Attention Sorting Combats Recency Bias In Long Context Language Models (2310.01427v1)

Published 28 Sep 2023 in cs.CL and cs.AI

Abstract: Current LLMs often fail to incorporate long contexts efficiently during generation. We show that a major contributor to this issue are attention priors that are likely learned during pre-training: relevant information located earlier in context is attended to less on average. Yet even when models fail to use the information from a relevant document in their response, they still pay preferential attention to that document compared to an irrelevant document at the same position. We leverage this fact to introduce ``attention sorting'': perform one step of decoding, sort documents by the attention they receive (highest attention going last), repeat the process, generate the answer with the newly sorted context. We find that attention sorting improves performance of long context models. Our findings highlight some challenges in using off-the-shelf LLMs for retrieval augmented generation.

PDF HTML Abstract

Analysis of "Attention Sorting Combats Recency Bias In Long Context LLMs"

In the paper "Attention Sorting Combats Recency Bias In Long Context LLMs," the authors Alex Peysakhovich and Adam Lerer explore a critical issue in the application of LLMs: the effective utilization of long context windows. Through rigorous experimentation, they identify a recency bias in the attention mechanisms of such models, which can hinder performance in tasks requiring the integration of dispersed context. This bias means models tend to prioritize recent tokens more than older, potentially relevant ones.

Primary Contributions

The authors introduce a novel method called "attention sorting," addressing the challenges faced by LLMs in retrieval augmented generation (RAG) tasks. The technique involves:

Attention Evaluation: During a decoding step, document attention is calculated, allowing the model to determine which parts of the context it focused on most.
Reordering Method: Documents are sorted based on attention scores, positioning those with the highest attention last, followed by generating responses with this reordered context.
Iterative Refinement: The process can be repeated multiple times to further optimize document ordering based on attention scores, ultimately enhancing model accuracy in context-rich tasks.

Key Experimental Findings

The paper employs the SynthWiki dataset, a synthetic long-context extractive QA setup, to simulate scenarios wherein LLMs must derive specific information from a pool of documents, effectively isolating the impact of retrieval and attention mechanics free from pretraining biases.

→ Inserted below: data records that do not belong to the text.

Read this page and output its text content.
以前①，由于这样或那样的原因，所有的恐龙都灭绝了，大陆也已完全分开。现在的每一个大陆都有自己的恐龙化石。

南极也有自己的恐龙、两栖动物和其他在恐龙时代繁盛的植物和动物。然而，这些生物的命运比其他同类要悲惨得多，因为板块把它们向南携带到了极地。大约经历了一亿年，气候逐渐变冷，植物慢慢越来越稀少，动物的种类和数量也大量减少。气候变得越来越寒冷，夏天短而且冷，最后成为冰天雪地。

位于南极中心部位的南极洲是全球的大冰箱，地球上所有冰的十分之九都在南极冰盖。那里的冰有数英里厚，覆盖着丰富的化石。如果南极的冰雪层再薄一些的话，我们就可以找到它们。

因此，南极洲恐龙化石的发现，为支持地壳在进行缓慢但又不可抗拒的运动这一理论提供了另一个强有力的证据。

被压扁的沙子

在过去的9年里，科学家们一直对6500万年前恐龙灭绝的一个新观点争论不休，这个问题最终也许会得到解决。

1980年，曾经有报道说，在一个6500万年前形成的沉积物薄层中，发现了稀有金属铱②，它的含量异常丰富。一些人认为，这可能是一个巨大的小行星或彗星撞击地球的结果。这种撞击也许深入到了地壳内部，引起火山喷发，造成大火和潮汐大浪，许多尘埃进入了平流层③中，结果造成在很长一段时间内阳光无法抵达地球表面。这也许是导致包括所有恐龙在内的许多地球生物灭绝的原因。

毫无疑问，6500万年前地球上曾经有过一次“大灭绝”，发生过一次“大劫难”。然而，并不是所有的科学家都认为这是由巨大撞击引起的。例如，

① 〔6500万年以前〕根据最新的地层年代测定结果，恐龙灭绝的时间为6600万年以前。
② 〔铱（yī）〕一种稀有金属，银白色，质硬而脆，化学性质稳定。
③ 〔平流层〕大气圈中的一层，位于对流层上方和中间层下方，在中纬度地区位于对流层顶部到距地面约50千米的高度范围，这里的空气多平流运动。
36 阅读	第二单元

Significant findings include:

Model Performance Degradation: An increase in distractor documents predictably reduces accuracy across both open-source and proprietary models.
Attention Bias Patterns: Through analysis, a marked recency bias was observed, with models consistently attending more to recent documents.
Effectiveness of Attention Sorting: Implementation of attention sorting resulted in substantial performance improvements, especially in long-context scenarios, effectively counteracting the biased attention allocation.

Implications

The results highlight a practical approach to mitigate limitations in current LLM architectures that are often trained with inherent biases from their pre-trained context alignment tasks. This bias can hinder the performance in tasks that require longer context comprehension, such as complex QA and summarization tasks.

Theoretical Impact and Future Directions

From a theoretical perspective, this paper underscores the importance of understanding learned attention patterns in LLMs and adapting them for specific tasks where standard pre-training does not apply. It prompts future exploration into methods for harmonizing LLM training objectives more closely with real-world RAG tasks, possibly through integrated systems that fine-tune both retrieval and generation simultaneously.

In conclusion, "Attention Sorting Combats Recency Bias In Long Context LLMs" presents a compelling argument for refining context manipulation strategies in LLMs. As AI applications continue to evolve, understanding and optimizing how models incorporate vast contexts will remain integral to their success. The insights from this paper provide a foundational step towards achieving better context management in these complex systems.